Question

help me please
if t=tanh(1/2 x),
prove sinhx=2t/(1-t^2)

Answer 1

thank you, so here's the question, isnt tanhx=\[\frac{ e^x - e^{-x} }{ e^x + e ^{-x} }\]

Answer 2

\(\color{#000000 }{ \displaystyle t=\frac{e^{(x/2)}-e^{-(x/2)}}{e^{(x/2)}+e^{-(x/2)}} }\)

\(\color{#000000 }{ \displaystyle t=\frac{e^{x}-1}{e^{x}+1} }\)

We can solve for \(e^x\) in terms of \(t\).

\(\color{#000000 }{ \displaystyle t=\frac{e^{x}-1}{e^{x}+1} }\)

\(\color{#000000 }{ \displaystyle e^x=\frac{1+t}{1-t} }\)

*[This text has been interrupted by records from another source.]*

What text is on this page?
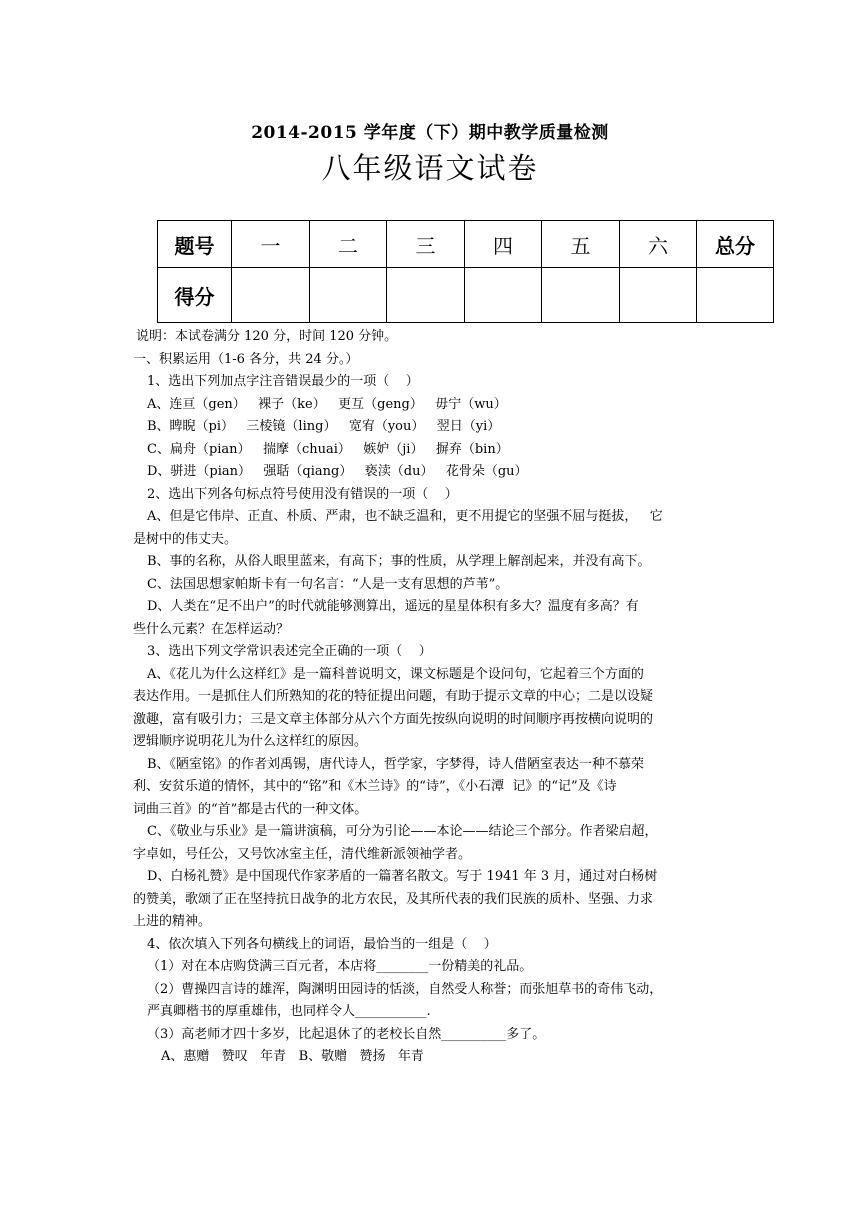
2014-2015 学年度（下）期中教学质量检测
八年级语文试卷
题号	一	二	三	四	五	六	总分
得分							

说明：本试卷满分 120 分，时间 120 分钟。

一、积累运用（1-6 各分，共 24 分。）

1、选出下列加点字注音错误最少的一项（    ）

A、连亘（gen）   裸子（ke）   更互（geng）   毋宁（wu）

B、睥睨（pi）   三棱镜（ling）   宽宥（you）   翌日（yi）

C、扁舟（pian）   揣摩（chuai）   嫉妒（ji）   摒弃（bin）

D、骈进（pian）   强聒（qiang）   亵渎（du）   花骨朵（gu）

2、选出下列各句标点符号使用没有错误的一项（    ）

A、但是它伟岸、正直、朴质、严肃，也不缺乏温和，更不用提它的坚强不屈与挺拔，   它

是树中的伟丈夫。

B、事的名称，从俗人眼里蓝来，有高下；事的性质，从学理上解剖起来，并没有高下。

C、法国思想家帕斯卡有一句名言：“人是一支有思想的芦苇”。

D、人类在“足不出户”的时代就能够测算出，遥远的星星体积有多大？温度有多高？有

些什么元素？在怎样运动？

3、选出下列文学常识表述完全正确的一项（    ）

A、《花儿为什么这样红》是一篇科普说明文，课文标题是个设问句，它起着三个方面的

表达作用。一是抓住人们所熟知的花的特征提出问题，有助于提示文章的中心；二是以设疑

激趣，富有吸引力；三是文章主体部分从六个方面先按纵向说明的时间顺序再按横向说明的

逻辑顺序说明花儿为什么这样红的原因。

B、《陋室铭》的作者刘禹锡，唐代诗人，哲学家，字梦得，诗人借陋室表达一种不慕荣

利、安贫乐道的情怀，其中的“铭”和《木兰诗》的“诗”，《小石潭  记》的“记”及《诗

词曲三首》的“首”都是古代的一种文体。

C、《敬业与乐业》是一篇讲演稿，可分为引论——本论——结论三个部分。作者梁启超，

字卓如，号任公，又号饮冰室主任，清代维新派领袖学者。

D、白杨礼赞》是中国现代作家茅盾的一篇著名散文。写于 1941 年 3 月，通过对白杨树

的赞美，歌颂了正在坚持抗日战争的北方农民，及其所代表的我们民族的质朴、坚强、力求

上进的精神。

4、依次填入下列各句横线上的词语，最恰当的一组是（    ）

（1）对在本店购贷满三百元者，本店将________一份精美的礼品。

（2）曹操四言诗的雄浑，陶渊明田园诗的恬淡，自然受人称誉；而张旭草书的奇伟飞动，

严真卿楷书的厚重雄伟，也同样令人___________.

（3）高老师才四十多岁，比起退休了的老校长自然__________多了。

A、惠赠   赞叹   年青   B、敬赠   赞扬   年青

\(\color{#000000 }{ \displaystyle t=\frac{e^{x}-1}{e^{x}+1} \quad \Longrightarrow \quad \frac{1+t}{1-t}=e^{x}\quad \Longleftrightarrow \quad \frac{1-t}{1+t}=e^{-x} }\)

then,

\(\color{#000000 }{ \displaystyle \sinh(x)=\frac{e^{x}-e^{-x}}{2} =\frac{2t}{1-t^2} }\)

\(\color{#000000 }{ \displaystyle \frac{\dfrac{1+t}{1-t}-\dfrac{1-t}{1+t}}{2} =\frac{2t}{1-t^2} }\)

Answer 3

Sorry for making that erro, but nice that you caught it.

Answer 4

and yes, it becomes indeed equivalent when algerba correctly applied.

Answer 5

Ok, tq, I'll try first